Join Type Comparison
| Feature | Workgroup | AD Domain Join | Entra ID Join | Hybrid Entra ID Join | Entra ID Registered |
|---|---|---|---|---|---|
| Identity source | Local SAM | On-prem AD | Entra ID | On-prem AD + Entra ID | Entra ID (partial) |
| Kerberos | No | Yes | No (by default) | Yes | No |
| Cloud SSO (PRT) | No | No | Yes | Yes | Yes (limited) |
| Group Policy | Local only | Full AD GPO | No (Intune only) | Full AD GPO + Intune | No |
| Managed by | — | GPO / SCCM | Intune | GPO + Intune (co-management) | MAM only |
| On-prem domain required | No | Yes | No | Yes | No |
| Best for | Home / micro-SMB | On-prem enterprise | Cloud-first | Hybrid enterprise | BYOD |
MDM Enrollment and Device Registration Commands
Enrollment into Intune MDM happens automatically when a device is Entra ID joined and the tenant has MDM auto-enrollment configured. For domain-joined machines, a Group Policy setting can trigger automatic enrollment into Intune — the basis of co-management (SCCM + Intune simultaneously).

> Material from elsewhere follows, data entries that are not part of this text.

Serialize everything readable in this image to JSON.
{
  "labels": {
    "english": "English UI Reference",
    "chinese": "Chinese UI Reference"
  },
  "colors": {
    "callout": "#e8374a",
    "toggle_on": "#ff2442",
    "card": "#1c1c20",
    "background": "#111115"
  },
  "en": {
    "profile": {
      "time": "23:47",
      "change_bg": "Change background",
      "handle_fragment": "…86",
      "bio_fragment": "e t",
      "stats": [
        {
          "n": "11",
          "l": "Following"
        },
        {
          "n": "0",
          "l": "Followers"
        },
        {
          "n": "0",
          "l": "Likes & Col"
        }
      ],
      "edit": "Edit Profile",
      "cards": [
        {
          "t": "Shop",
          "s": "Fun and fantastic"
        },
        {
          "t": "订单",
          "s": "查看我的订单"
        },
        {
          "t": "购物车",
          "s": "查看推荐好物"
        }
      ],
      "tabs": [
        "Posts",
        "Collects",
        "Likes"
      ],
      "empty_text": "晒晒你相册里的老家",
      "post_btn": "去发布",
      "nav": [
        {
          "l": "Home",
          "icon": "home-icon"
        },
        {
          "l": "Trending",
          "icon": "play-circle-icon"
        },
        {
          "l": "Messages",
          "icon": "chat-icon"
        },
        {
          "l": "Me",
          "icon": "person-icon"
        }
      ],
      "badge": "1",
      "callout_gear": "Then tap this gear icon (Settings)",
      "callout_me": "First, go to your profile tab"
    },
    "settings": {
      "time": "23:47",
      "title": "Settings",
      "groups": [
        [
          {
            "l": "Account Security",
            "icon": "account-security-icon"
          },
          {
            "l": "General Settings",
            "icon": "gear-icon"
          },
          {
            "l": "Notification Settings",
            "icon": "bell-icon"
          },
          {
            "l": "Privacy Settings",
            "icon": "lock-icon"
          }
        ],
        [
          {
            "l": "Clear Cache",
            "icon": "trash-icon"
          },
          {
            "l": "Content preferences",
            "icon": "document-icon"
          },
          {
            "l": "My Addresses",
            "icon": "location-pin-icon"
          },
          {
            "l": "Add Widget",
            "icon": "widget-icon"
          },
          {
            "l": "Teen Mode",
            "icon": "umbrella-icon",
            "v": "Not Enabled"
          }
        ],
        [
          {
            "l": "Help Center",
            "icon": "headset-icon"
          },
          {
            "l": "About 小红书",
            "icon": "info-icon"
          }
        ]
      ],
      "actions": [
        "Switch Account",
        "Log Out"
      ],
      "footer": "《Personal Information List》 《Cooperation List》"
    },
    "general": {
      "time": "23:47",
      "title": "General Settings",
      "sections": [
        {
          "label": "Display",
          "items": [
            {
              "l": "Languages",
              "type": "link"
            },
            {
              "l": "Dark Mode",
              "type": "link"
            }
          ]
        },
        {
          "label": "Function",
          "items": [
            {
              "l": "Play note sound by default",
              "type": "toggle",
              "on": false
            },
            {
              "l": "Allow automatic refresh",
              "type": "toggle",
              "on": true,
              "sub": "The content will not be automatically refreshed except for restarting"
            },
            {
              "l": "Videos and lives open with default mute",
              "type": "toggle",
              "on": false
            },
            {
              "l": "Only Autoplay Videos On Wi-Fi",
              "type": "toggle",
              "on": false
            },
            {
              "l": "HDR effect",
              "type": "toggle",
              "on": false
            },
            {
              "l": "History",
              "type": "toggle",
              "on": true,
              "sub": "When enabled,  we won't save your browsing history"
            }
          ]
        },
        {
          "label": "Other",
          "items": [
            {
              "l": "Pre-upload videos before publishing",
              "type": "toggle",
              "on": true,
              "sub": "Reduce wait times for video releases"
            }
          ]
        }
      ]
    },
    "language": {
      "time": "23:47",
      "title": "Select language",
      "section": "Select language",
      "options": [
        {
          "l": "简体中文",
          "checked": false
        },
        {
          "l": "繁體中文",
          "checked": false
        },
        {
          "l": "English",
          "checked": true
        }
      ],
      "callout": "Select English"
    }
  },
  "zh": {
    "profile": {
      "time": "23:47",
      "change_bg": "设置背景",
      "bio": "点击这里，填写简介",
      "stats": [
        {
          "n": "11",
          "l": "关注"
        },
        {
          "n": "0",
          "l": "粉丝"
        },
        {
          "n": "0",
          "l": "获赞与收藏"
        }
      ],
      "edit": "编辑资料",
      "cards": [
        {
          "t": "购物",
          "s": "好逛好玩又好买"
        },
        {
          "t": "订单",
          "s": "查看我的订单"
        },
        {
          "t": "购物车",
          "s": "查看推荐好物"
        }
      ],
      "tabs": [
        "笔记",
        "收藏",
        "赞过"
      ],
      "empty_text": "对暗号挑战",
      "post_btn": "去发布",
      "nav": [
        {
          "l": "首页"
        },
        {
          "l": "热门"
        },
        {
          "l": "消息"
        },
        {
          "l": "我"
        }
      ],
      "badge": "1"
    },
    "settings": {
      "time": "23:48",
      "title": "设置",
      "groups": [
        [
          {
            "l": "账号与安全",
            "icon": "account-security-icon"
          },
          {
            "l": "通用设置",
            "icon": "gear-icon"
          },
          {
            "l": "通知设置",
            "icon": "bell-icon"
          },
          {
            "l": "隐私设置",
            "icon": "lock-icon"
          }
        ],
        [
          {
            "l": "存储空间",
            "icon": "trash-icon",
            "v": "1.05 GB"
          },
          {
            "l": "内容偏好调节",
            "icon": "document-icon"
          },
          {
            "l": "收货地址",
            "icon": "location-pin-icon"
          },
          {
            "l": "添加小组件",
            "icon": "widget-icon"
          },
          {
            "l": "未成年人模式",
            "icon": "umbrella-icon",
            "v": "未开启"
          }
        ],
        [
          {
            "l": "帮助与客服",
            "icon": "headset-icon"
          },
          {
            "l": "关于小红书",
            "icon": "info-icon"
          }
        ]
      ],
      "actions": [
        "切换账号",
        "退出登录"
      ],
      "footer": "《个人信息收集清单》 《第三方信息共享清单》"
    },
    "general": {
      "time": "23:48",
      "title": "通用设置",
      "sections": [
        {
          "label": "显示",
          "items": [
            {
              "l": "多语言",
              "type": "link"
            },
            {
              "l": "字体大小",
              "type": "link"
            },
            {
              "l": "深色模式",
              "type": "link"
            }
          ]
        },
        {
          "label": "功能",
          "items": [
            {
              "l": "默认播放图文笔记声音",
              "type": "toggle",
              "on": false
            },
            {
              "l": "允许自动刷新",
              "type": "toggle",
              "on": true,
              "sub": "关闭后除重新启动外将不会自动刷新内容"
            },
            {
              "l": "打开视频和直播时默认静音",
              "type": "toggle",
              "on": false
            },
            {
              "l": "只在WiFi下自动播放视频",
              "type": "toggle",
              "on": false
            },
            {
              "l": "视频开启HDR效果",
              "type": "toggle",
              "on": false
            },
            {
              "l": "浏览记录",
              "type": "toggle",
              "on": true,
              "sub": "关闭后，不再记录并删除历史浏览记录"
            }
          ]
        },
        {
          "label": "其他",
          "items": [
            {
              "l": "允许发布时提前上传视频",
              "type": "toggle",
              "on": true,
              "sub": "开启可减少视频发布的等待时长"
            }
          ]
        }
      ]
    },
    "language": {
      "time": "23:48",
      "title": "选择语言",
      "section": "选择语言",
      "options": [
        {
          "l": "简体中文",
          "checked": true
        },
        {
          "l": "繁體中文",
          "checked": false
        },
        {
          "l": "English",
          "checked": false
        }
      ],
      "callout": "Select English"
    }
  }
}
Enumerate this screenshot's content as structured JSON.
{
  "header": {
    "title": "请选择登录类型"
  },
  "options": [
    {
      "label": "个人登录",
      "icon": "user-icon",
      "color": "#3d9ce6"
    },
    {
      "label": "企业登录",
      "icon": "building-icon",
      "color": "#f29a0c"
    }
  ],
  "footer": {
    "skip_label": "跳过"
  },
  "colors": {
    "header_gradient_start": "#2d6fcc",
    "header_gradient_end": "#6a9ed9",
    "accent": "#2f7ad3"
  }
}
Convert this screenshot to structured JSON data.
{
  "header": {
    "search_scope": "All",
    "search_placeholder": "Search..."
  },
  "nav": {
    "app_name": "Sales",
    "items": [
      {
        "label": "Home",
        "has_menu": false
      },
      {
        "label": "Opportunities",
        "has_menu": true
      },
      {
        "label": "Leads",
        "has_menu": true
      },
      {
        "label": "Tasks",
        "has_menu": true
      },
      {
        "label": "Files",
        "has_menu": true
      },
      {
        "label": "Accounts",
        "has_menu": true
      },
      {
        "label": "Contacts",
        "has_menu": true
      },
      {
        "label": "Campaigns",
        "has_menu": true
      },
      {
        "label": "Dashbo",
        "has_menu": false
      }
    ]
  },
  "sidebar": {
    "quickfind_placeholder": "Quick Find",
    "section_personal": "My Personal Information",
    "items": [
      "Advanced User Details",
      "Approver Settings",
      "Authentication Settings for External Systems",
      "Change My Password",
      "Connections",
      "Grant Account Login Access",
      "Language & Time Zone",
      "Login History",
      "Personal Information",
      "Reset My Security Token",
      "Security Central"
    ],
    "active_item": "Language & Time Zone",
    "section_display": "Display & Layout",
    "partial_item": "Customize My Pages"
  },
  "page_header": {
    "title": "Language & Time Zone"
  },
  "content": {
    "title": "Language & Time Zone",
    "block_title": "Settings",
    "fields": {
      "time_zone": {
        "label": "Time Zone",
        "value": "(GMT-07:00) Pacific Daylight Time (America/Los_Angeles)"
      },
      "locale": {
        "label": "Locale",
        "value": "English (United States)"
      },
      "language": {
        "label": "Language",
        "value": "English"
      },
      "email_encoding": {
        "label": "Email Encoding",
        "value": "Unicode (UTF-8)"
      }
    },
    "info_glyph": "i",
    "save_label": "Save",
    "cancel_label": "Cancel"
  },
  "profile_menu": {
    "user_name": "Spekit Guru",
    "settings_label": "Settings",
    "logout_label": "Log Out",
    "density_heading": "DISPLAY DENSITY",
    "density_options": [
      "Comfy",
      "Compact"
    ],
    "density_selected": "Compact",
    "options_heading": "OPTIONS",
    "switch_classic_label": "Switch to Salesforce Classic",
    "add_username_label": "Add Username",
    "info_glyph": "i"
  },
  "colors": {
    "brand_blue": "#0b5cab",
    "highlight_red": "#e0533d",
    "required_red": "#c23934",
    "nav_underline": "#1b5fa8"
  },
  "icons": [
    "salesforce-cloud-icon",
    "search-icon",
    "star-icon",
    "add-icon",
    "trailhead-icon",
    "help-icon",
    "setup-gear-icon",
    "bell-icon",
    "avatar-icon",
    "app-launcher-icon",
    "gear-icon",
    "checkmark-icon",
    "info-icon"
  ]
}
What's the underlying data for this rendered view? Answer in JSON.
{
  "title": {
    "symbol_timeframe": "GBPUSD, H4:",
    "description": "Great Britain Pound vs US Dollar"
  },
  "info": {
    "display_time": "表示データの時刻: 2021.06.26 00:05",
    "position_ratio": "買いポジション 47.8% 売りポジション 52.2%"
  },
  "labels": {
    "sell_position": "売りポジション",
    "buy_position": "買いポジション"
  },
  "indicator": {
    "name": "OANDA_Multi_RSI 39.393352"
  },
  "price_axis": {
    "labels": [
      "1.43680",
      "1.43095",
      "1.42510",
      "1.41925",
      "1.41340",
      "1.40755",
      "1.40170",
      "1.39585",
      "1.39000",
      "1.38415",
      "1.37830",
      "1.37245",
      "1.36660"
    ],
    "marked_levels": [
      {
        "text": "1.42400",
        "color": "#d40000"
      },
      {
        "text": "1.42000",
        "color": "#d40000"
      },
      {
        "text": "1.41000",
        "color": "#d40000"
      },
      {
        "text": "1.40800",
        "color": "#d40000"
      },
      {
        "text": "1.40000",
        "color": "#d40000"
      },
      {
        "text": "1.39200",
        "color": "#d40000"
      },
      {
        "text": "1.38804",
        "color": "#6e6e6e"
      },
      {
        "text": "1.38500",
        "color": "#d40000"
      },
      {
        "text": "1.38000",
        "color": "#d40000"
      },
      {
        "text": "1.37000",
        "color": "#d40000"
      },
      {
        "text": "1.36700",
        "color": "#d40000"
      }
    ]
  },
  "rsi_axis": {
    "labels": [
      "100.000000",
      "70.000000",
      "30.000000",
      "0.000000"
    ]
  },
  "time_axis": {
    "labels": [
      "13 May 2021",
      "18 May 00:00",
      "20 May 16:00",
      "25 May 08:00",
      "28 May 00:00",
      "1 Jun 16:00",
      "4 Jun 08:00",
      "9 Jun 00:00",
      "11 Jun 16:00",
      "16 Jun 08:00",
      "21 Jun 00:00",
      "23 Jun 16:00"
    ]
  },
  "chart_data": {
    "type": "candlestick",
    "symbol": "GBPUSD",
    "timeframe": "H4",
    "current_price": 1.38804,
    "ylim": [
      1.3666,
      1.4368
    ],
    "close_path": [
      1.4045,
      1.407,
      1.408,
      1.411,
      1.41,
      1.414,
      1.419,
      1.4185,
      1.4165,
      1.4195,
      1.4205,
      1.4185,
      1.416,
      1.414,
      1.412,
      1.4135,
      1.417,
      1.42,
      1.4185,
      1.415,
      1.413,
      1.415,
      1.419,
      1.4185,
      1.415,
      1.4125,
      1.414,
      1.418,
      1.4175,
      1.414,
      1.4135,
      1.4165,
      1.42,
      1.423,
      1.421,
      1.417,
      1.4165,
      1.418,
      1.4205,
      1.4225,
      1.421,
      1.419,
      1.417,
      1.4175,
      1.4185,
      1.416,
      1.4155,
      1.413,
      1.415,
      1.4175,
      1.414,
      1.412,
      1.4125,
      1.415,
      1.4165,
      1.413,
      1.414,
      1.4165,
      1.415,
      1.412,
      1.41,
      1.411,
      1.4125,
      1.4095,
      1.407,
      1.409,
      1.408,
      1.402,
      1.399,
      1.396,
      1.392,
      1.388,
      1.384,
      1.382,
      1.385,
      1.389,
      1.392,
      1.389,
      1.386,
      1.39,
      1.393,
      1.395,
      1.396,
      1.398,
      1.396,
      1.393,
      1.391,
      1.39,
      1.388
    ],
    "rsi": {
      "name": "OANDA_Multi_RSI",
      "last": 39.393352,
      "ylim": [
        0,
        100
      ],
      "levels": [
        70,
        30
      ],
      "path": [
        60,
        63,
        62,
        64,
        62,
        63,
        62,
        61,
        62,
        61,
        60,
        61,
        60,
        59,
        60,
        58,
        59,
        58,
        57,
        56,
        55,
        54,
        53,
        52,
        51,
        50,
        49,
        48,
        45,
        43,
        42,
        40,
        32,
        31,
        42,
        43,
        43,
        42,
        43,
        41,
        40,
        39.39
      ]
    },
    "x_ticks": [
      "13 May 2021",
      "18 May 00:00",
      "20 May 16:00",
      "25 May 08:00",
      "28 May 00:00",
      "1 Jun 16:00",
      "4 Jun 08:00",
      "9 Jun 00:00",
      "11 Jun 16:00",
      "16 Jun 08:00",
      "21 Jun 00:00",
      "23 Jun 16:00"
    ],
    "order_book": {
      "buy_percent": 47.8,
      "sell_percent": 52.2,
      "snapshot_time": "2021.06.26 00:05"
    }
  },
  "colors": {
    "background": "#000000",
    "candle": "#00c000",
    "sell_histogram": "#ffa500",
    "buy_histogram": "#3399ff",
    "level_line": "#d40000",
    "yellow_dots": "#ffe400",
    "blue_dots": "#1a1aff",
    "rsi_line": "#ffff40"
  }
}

The dsregcmd /status command reveals the device’s current join state, PRT status, and MDM enrollment:
dsregcmd /status
Key output fields:
AzureAdJoined: YES— device is Entra ID joinedDomainJoined: YES— device is on-premises domain joinedAzureAdPrt: YES— a valid Primary Refresh Token is presentMdmEnrolled: YES— device is enrolled in MDM (Intune)
Both AzureAdJoined: YES and DomainJoined: YES simultaneously indicates a Hybrid Entra ID joined device — the configuration that provides Kerberos access to on-premises resources and PRT-based SSO to cloud applications from a single device registration.